Ian Chau, MD: Yes, because I think that some data, which Yelena alluded to, are retrospective—some of them are registry based—so I think there always could be potential bias into that and may potentially overestimate the benefit of continued trastuzumab. So, I think that in Japan, they have finished recruitment of a randomized study—although I understand it’s a randomized phase II study—of first-line trastuzumab-based chemotherapy, and then they were randomized to paclitaxel or paclitaxel plus continued trastuzumab. Is it called FELIX?

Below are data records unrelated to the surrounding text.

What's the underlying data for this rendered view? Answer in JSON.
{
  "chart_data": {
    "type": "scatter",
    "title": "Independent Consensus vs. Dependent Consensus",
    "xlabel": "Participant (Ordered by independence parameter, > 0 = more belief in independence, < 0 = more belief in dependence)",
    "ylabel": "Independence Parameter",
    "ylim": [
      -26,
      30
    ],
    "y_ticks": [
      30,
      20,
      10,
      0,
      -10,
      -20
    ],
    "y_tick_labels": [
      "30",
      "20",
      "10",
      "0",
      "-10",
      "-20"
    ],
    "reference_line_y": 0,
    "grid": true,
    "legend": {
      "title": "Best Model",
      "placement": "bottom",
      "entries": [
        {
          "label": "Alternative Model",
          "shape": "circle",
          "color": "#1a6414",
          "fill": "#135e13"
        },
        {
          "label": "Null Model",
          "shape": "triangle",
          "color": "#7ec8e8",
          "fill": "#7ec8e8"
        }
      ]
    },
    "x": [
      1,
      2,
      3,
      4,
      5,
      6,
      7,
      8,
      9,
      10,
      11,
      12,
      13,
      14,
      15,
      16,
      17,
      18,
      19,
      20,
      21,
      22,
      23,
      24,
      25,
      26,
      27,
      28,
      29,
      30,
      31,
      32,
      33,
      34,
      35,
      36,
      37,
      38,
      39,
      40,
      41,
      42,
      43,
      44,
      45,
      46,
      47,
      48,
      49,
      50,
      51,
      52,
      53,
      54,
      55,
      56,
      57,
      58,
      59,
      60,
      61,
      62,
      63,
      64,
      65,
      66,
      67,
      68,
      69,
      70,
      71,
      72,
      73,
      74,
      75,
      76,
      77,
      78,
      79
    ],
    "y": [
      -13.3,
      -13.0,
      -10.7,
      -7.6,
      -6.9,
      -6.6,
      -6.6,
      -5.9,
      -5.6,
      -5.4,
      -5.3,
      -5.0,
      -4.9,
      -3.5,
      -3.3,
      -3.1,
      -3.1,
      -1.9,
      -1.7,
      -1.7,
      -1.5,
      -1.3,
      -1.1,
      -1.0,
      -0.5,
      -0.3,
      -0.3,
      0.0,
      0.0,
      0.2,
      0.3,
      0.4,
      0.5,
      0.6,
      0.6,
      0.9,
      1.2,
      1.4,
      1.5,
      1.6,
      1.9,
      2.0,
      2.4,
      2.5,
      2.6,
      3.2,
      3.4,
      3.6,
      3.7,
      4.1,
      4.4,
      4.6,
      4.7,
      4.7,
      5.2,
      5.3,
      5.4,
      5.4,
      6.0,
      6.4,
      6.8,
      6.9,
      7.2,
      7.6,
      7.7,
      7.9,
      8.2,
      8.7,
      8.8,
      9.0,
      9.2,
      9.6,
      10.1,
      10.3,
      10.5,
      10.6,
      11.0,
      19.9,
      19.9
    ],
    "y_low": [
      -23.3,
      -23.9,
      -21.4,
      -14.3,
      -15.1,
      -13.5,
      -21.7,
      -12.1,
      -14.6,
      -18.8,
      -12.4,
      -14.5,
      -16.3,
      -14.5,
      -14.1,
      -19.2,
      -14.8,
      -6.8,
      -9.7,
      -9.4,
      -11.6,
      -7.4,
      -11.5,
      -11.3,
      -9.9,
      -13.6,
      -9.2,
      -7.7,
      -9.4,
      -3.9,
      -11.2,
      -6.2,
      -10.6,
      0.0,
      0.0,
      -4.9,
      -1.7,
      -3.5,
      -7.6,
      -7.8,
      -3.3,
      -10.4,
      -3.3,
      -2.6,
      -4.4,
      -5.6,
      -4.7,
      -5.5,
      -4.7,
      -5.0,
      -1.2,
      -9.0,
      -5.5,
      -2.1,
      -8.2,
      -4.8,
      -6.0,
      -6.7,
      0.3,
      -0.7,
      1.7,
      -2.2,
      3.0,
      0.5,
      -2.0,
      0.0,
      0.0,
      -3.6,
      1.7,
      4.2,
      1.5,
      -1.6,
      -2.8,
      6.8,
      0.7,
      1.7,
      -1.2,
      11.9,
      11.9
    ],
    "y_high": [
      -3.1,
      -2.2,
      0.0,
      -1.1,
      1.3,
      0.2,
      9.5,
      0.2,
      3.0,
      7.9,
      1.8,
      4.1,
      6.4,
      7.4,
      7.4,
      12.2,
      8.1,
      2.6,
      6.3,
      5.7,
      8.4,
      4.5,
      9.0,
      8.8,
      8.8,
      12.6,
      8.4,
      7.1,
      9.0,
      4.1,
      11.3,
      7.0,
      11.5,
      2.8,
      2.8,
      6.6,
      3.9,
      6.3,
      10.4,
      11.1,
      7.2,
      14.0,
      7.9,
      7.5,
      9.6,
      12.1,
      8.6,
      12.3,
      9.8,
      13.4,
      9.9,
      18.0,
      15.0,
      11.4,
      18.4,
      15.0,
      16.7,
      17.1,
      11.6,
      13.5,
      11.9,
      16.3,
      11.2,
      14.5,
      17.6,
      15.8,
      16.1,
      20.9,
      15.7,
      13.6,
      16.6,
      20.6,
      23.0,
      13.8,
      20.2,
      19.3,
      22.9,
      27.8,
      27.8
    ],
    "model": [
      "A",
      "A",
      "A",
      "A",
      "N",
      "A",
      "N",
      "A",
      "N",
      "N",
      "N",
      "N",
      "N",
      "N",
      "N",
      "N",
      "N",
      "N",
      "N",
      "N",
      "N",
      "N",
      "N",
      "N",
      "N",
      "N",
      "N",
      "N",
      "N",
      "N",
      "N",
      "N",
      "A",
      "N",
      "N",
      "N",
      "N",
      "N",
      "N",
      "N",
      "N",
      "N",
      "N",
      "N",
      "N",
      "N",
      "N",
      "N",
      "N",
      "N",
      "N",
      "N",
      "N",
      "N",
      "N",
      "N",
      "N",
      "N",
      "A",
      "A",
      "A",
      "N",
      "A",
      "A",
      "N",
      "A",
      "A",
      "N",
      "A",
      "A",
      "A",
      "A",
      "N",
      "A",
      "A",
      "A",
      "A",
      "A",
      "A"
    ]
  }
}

Kohei Shitara, MD: Exactly. We started this trial before the approval of ramucirumab, so we compare paclitaxel and paclitaxel/trastuzumab beyond progression for 90 patients after first-line therapy. We already finished recruitment, and we are waiting for the results. I agree with Yelena’s comment that to take a biopsy before second-line therapy is very important. We also have a similar experience of ROS/HER2 in approximately 20% of patients and their emergence over other oncogenic alterations such as MET or EGFR. I also have such patients. These patients might be good candidates for other clinical trials after second- or third-line chemotherapy. But regarding the RAINBOW data, we have a subgroup analysis, which was information submitted for their EMA, that shows a clear trend of improvement even for the HER2-positive disease with the ramucirumab. So, as a clinical practice, we use paclitaxel plus ramucirumab for HER2-positive disease.

Manish A. Shah, MD: So, I would just come back to the idea that HER2-positive gastric cancer is not the same thing as HER2-positive breast cancer. And we actually have more negative studies targeting HER2 in gastric cancer, 4 out of 5, compared with all the studies in breast cancer. I think that I would—really with a grain of salt—use trastuzumab beyond progression. If you were going to, a biopsy is absolutely important. But I think that you have actually active drugs—Taxol, ramucirumab, irinotecan, maybe a PD-1 inhibitor—and I’d hate for you not to use something that’s proven in that setting.